- 日本ベントス学会誌 (ISSN:1345112X)
- vol.55, pp.9-14, 2000-07-25 (Released:2009-08-07)
Specimens of the nudibranch Gymnodoris nigricolor were found on the fins of three gobiid fish species, Amblyeleotris ogasawarensis, Ctenogobiops pomastictus, and C, feroculus, near Oujima and Sesoko Islands, Okinawa, in February and May, 1994. These gobiids inhabit the burrows of snapping shrimps. The nudibranchs could be found attached to any fin (caudal, dorsal, pectoral, anal, and pelvic fins) of these fish, and they appeared to feed on a portion of the fin membrane together with one or two of the adjacent fin rays. In the laboratory, G. nigricolor also attached to a free-living gobiid fish, Bathygobius cocosensis. Nudibranchs gathered in glass tubes that had been used as refuges by A. ogasawarensis and C. pomastictus. This suggests that the nudibranchs were attracted to substances that had originated from the fish and remained in the tubes.
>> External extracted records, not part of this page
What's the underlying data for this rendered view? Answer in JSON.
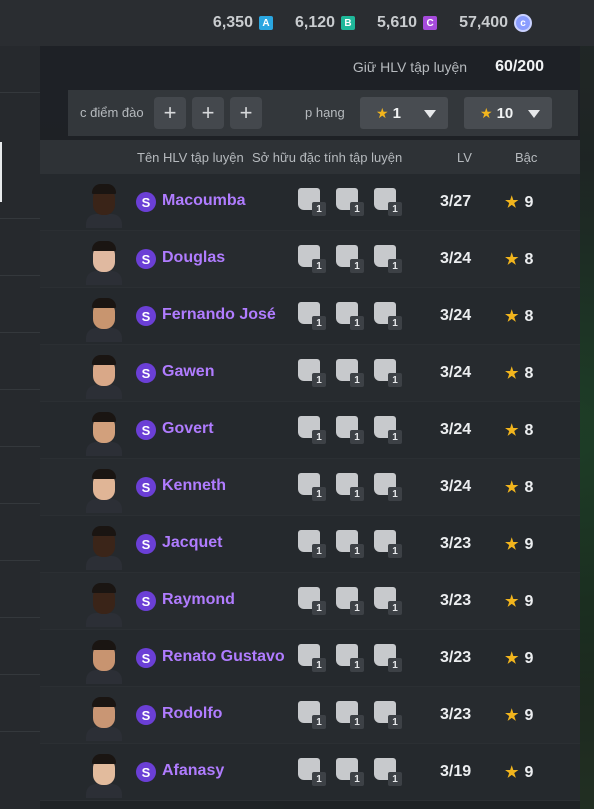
{
  "currencies": [
    {
      "value": "6,350",
      "badge": "A",
      "color": "#2aa6e0"
    },
    {
      "value": "6,120",
      "badge": "B",
      "color": "#1fb89a"
    },
    {
      "value": "5,610",
      "badge": "C",
      "color": "#a64bdc"
    },
    {
      "value": "57,400",
      "badge": "coin",
      "color": "#8a9dff"
    }
  ],
  "capacity": {
    "label": "Giữ HLV tập luyện",
    "value": "60/200"
  },
  "filters": {
    "train_label": "c điểm đào",
    "rank_label": "p hạng",
    "rank_from": "1",
    "rank_to": "10",
    "tilde": "~"
  },
  "columns": {
    "name": "Tên HLV tập luyện",
    "traits": "Sở hữu đặc tính tập luyện",
    "lv": "LV",
    "grade": "Bậc"
  },
  "coaches": [
    {
      "name": "Macoumba",
      "skin": "#3a2418",
      "traits": [
        "1",
        "1",
        "1"
      ],
      "lv": "3/27",
      "grade": "9"
    },
    {
      "name": "Douglas",
      "skin": "#e0b9a0",
      "traits": [
        "1",
        "1",
        "1"
      ],
      "lv": "3/24",
      "grade": "8"
    },
    {
      "name": "Fernando José",
      "skin": "#c8956f",
      "traits": [
        "1",
        "1",
        "1"
      ],
      "lv": "3/24",
      "grade": "8"
    },
    {
      "name": "Gawen",
      "skin": "#d9a888",
      "traits": [
        "1",
        "1",
        "1"
      ],
      "lv": "3/24",
      "grade": "8"
    },
    {
      "name": "Govert",
      "skin": "#d2a07c",
      "traits": [
        "1",
        "1",
        "1"
      ],
      "lv": "3/24",
      "grade": "8"
    },
    {
      "name": "Kenneth",
      "skin": "#e0b596",
      "traits": [
        "1",
        "1",
        "1"
      ],
      "lv": "3/24",
      "grade": "8"
    },
    {
      "name": "Jacquet",
      "skin": "#3b2519",
      "traits": [
        "1",
        "1",
        "1"
      ],
      "lv": "3/23",
      "grade": "9"
    },
    {
      "name": "Raymond",
      "skin": "#3a2418",
      "traits": [
        "1",
        "1",
        "1"
      ],
      "lv": "3/23",
      "grade": "9"
    },
    {
      "name": "Renato Gustavo",
      "skin": "#c89470",
      "traits": [
        "1",
        "1",
        "1"
      ],
      "lv": "3/23",
      "grade": "9"
    },
    {
      "name": "Rodolfo",
      "skin": "#c99674",
      "traits": [
        "1",
        "1",
        "1"
      ],
      "lv": "3/23",
      "grade": "9"
    },
    {
      "name": "Afanasy",
      "skin": "#e2bb9d",
      "traits": [
        "1",
        "1",
        "1"
      ],
      "lv": "3/19",
      "grade": "9"
    }
  ]
}
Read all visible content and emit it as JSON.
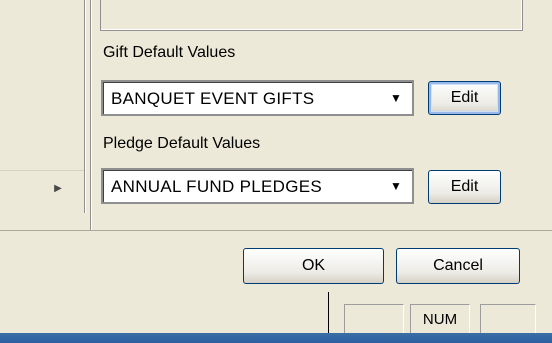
{
  "gift_section": {
    "label": "Gift Default Values",
    "selected_value": "BANQUET EVENT GIFTS",
    "edit_label": "Edit"
  },
  "pledge_section": {
    "label": "Pledge Default Values",
    "selected_value": "ANNUAL FUND PLEDGES",
    "edit_label": "Edit"
  },
  "dialog_buttons": {
    "ok_label": "OK",
    "cancel_label": "Cancel"
  },
  "status_bar": {
    "num_indicator": "NUM"
  },
  "icons": {
    "scroll_right": "right-arrow-icon",
    "dropdown": "chevron-down-icon"
  },
  "colors": {
    "background": "#ece9d8",
    "focus_border": "#98b8ea",
    "taskbar": "#3a6ea5"
  }
}
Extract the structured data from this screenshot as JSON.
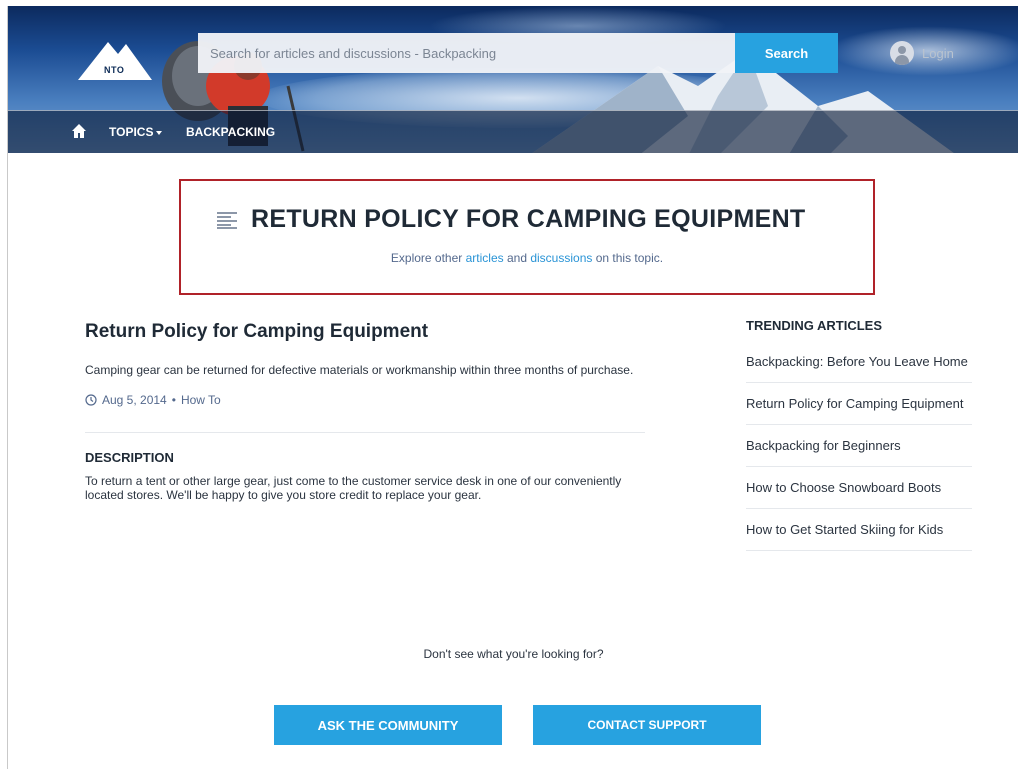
{
  "brand": {
    "logo_text": "NTO"
  },
  "search": {
    "placeholder": "Search for articles and discussions - Backpacking",
    "button_label": "Search"
  },
  "login": {
    "label": "Login"
  },
  "nav": {
    "topics_label": "TOPICS",
    "current_topic": "BACKPACKING"
  },
  "header": {
    "title": "RETURN POLICY FOR CAMPING EQUIPMENT",
    "explore_prefix": "Explore other",
    "articles_link": "articles",
    "explore_and": "and",
    "discussions_link": "discussions",
    "explore_suffix": "on this topic."
  },
  "article": {
    "title": "Return Policy for Camping Equipment",
    "summary": "Camping gear can be returned for defective materials or workmanship within three months of purchase.",
    "date": "Aug 5, 2014",
    "separator": "•",
    "type": "How To",
    "description_heading": "DESCRIPTION",
    "description": "To return a tent or other large gear, just come to the customer service desk in one of our conveniently located stores. We'll be happy to give you store credit to replace your gear."
  },
  "trending": {
    "heading": "TRENDING ARTICLES",
    "items": [
      "Backpacking: Before You Leave Home",
      "Return Policy for Camping Equipment",
      "Backpacking for Beginners",
      "How to Choose Snowboard Boots",
      "How to Get Started Skiing for Kids"
    ]
  },
  "footer": {
    "prompt": "Don't see what you're looking for?",
    "ask_label": "ASK THE COMMUNITY",
    "contact_label": "CONTACT SUPPORT"
  },
  "colors": {
    "accent": "#27a2e0",
    "highlight_border": "#b02229",
    "link": "#2a94d6"
  },
  "icons": [
    "home-icon",
    "caret-down-icon",
    "user-icon",
    "article-icon",
    "clock-icon",
    "logo-mountain-icon"
  ]
}
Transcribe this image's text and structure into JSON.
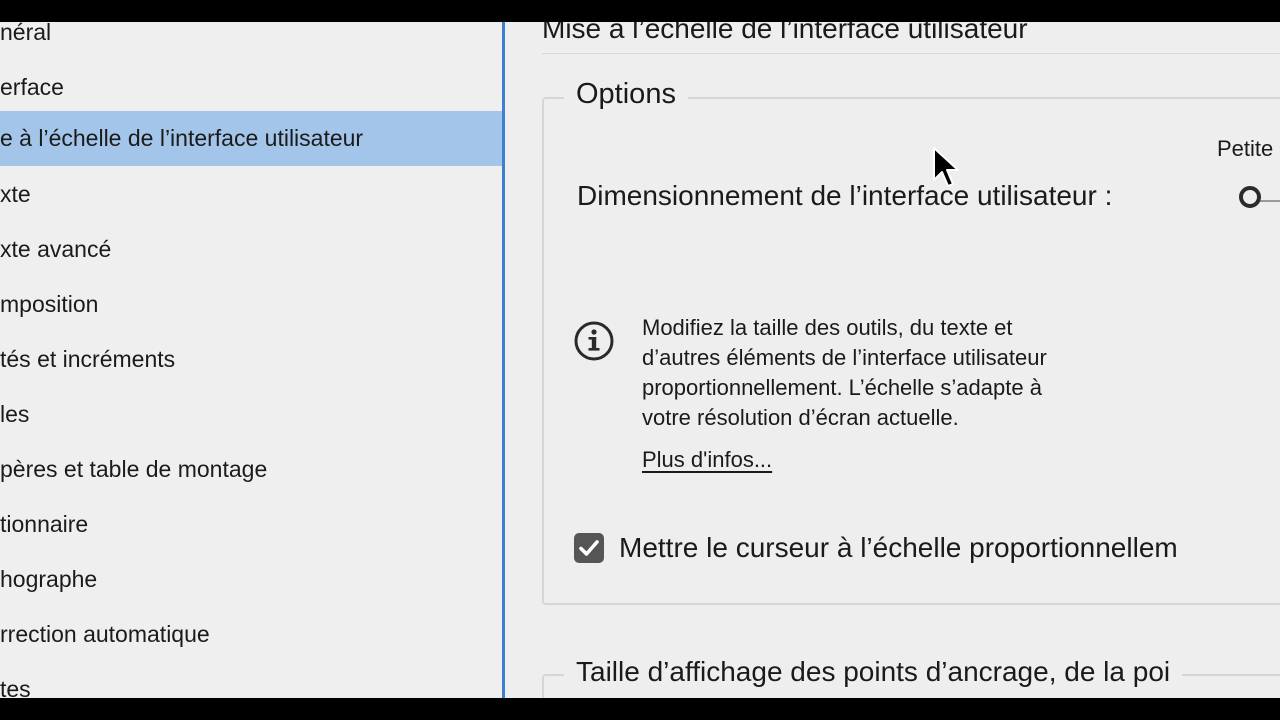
{
  "sidebar": {
    "items": [
      {
        "label": "néral"
      },
      {
        "label": "erface"
      },
      {
        "label": "e à l’échelle de l’interface utilisateur",
        "active": true
      },
      {
        "label": "xte"
      },
      {
        "label": "xte avancé"
      },
      {
        "label": "mposition"
      },
      {
        "label": "tés et incréments"
      },
      {
        "label": "les"
      },
      {
        "label": "pères et table de montage"
      },
      {
        "label": "tionnaire"
      },
      {
        "label": "hographe"
      },
      {
        "label": "rrection automatique"
      },
      {
        "label": "tes"
      }
    ]
  },
  "main": {
    "page_title": "Mise à l’échelle de l’interface utilisateur",
    "options": {
      "legend": "Options",
      "slider_min_label": "Petite",
      "dimension_label": "Dimensionnement de l’interface utilisateur :",
      "info_lines": [
        "Modifiez la taille des outils, du texte et",
        "d’autres éléments de l’interface utilisateur",
        "proportionnellement. L’échelle s’adapte à",
        "votre résolution d’écran actuelle."
      ],
      "more_link": "Plus d'infos...",
      "checkbox_label": "Mettre le curseur à l’échelle proportionnellem",
      "checkbox_checked": true
    },
    "anchor_section": {
      "legend": "Taille d’affichage des points d’ancrage, de la poi"
    }
  },
  "icons": {
    "info": "info-icon",
    "check": "checkmark-icon",
    "cursor": "mouse-pointer-icon"
  },
  "colors": {
    "selection": "#a3c5ea",
    "sidebar_divider": "#3f7fd0",
    "background": "#eeeeee"
  }
}
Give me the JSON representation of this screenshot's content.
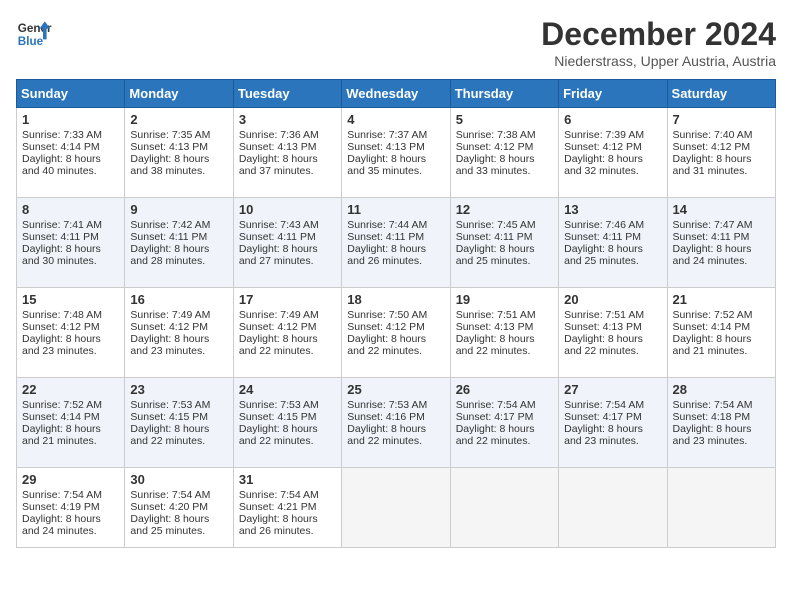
{
  "header": {
    "logo_line1": "General",
    "logo_line2": "Blue",
    "title": "December 2024",
    "subtitle": "Niederstrass, Upper Austria, Austria"
  },
  "days_of_week": [
    "Sunday",
    "Monday",
    "Tuesday",
    "Wednesday",
    "Thursday",
    "Friday",
    "Saturday"
  ],
  "weeks": [
    [
      {
        "day": "1",
        "lines": [
          "Sunrise: 7:33 AM",
          "Sunset: 4:14 PM",
          "Daylight: 8 hours",
          "and 40 minutes."
        ]
      },
      {
        "day": "2",
        "lines": [
          "Sunrise: 7:35 AM",
          "Sunset: 4:13 PM",
          "Daylight: 8 hours",
          "and 38 minutes."
        ]
      },
      {
        "day": "3",
        "lines": [
          "Sunrise: 7:36 AM",
          "Sunset: 4:13 PM",
          "Daylight: 8 hours",
          "and 37 minutes."
        ]
      },
      {
        "day": "4",
        "lines": [
          "Sunrise: 7:37 AM",
          "Sunset: 4:13 PM",
          "Daylight: 8 hours",
          "and 35 minutes."
        ]
      },
      {
        "day": "5",
        "lines": [
          "Sunrise: 7:38 AM",
          "Sunset: 4:12 PM",
          "Daylight: 8 hours",
          "and 33 minutes."
        ]
      },
      {
        "day": "6",
        "lines": [
          "Sunrise: 7:39 AM",
          "Sunset: 4:12 PM",
          "Daylight: 8 hours",
          "and 32 minutes."
        ]
      },
      {
        "day": "7",
        "lines": [
          "Sunrise: 7:40 AM",
          "Sunset: 4:12 PM",
          "Daylight: 8 hours",
          "and 31 minutes."
        ]
      }
    ],
    [
      {
        "day": "8",
        "lines": [
          "Sunrise: 7:41 AM",
          "Sunset: 4:11 PM",
          "Daylight: 8 hours",
          "and 30 minutes."
        ]
      },
      {
        "day": "9",
        "lines": [
          "Sunrise: 7:42 AM",
          "Sunset: 4:11 PM",
          "Daylight: 8 hours",
          "and 28 minutes."
        ]
      },
      {
        "day": "10",
        "lines": [
          "Sunrise: 7:43 AM",
          "Sunset: 4:11 PM",
          "Daylight: 8 hours",
          "and 27 minutes."
        ]
      },
      {
        "day": "11",
        "lines": [
          "Sunrise: 7:44 AM",
          "Sunset: 4:11 PM",
          "Daylight: 8 hours",
          "and 26 minutes."
        ]
      },
      {
        "day": "12",
        "lines": [
          "Sunrise: 7:45 AM",
          "Sunset: 4:11 PM",
          "Daylight: 8 hours",
          "and 25 minutes."
        ]
      },
      {
        "day": "13",
        "lines": [
          "Sunrise: 7:46 AM",
          "Sunset: 4:11 PM",
          "Daylight: 8 hours",
          "and 25 minutes."
        ]
      },
      {
        "day": "14",
        "lines": [
          "Sunrise: 7:47 AM",
          "Sunset: 4:11 PM",
          "Daylight: 8 hours",
          "and 24 minutes."
        ]
      }
    ],
    [
      {
        "day": "15",
        "lines": [
          "Sunrise: 7:48 AM",
          "Sunset: 4:12 PM",
          "Daylight: 8 hours",
          "and 23 minutes."
        ]
      },
      {
        "day": "16",
        "lines": [
          "Sunrise: 7:49 AM",
          "Sunset: 4:12 PM",
          "Daylight: 8 hours",
          "and 23 minutes."
        ]
      },
      {
        "day": "17",
        "lines": [
          "Sunrise: 7:49 AM",
          "Sunset: 4:12 PM",
          "Daylight: 8 hours",
          "and 22 minutes."
        ]
      },
      {
        "day": "18",
        "lines": [
          "Sunrise: 7:50 AM",
          "Sunset: 4:12 PM",
          "Daylight: 8 hours",
          "and 22 minutes."
        ]
      },
      {
        "day": "19",
        "lines": [
          "Sunrise: 7:51 AM",
          "Sunset: 4:13 PM",
          "Daylight: 8 hours",
          "and 22 minutes."
        ]
      },
      {
        "day": "20",
        "lines": [
          "Sunrise: 7:51 AM",
          "Sunset: 4:13 PM",
          "Daylight: 8 hours",
          "and 22 minutes."
        ]
      },
      {
        "day": "21",
        "lines": [
          "Sunrise: 7:52 AM",
          "Sunset: 4:14 PM",
          "Daylight: 8 hours",
          "and 21 minutes."
        ]
      }
    ],
    [
      {
        "day": "22",
        "lines": [
          "Sunrise: 7:52 AM",
          "Sunset: 4:14 PM",
          "Daylight: 8 hours",
          "and 21 minutes."
        ]
      },
      {
        "day": "23",
        "lines": [
          "Sunrise: 7:53 AM",
          "Sunset: 4:15 PM",
          "Daylight: 8 hours",
          "and 22 minutes."
        ]
      },
      {
        "day": "24",
        "lines": [
          "Sunrise: 7:53 AM",
          "Sunset: 4:15 PM",
          "Daylight: 8 hours",
          "and 22 minutes."
        ]
      },
      {
        "day": "25",
        "lines": [
          "Sunrise: 7:53 AM",
          "Sunset: 4:16 PM",
          "Daylight: 8 hours",
          "and 22 minutes."
        ]
      },
      {
        "day": "26",
        "lines": [
          "Sunrise: 7:54 AM",
          "Sunset: 4:17 PM",
          "Daylight: 8 hours",
          "and 22 minutes."
        ]
      },
      {
        "day": "27",
        "lines": [
          "Sunrise: 7:54 AM",
          "Sunset: 4:17 PM",
          "Daylight: 8 hours",
          "and 23 minutes."
        ]
      },
      {
        "day": "28",
        "lines": [
          "Sunrise: 7:54 AM",
          "Sunset: 4:18 PM",
          "Daylight: 8 hours",
          "and 23 minutes."
        ]
      }
    ],
    [
      {
        "day": "29",
        "lines": [
          "Sunrise: 7:54 AM",
          "Sunset: 4:19 PM",
          "Daylight: 8 hours",
          "and 24 minutes."
        ]
      },
      {
        "day": "30",
        "lines": [
          "Sunrise: 7:54 AM",
          "Sunset: 4:20 PM",
          "Daylight: 8 hours",
          "and 25 minutes."
        ]
      },
      {
        "day": "31",
        "lines": [
          "Sunrise: 7:54 AM",
          "Sunset: 4:21 PM",
          "Daylight: 8 hours",
          "and 26 minutes."
        ]
      },
      null,
      null,
      null,
      null
    ]
  ]
}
The nudibranchs did not always attach to the fins of test fish, and individuals that did so detached themselves 1-2 days later. Their association with the fish thus appears to be a predator-prey interaction. Spawning of Gymnodoris nigricolor was observed in a rearing tank. About 200-700 eggs of 0.15 mm in diameter were found in each egg mass. Embryos hatched 10-11 days after oviposition at 24°C.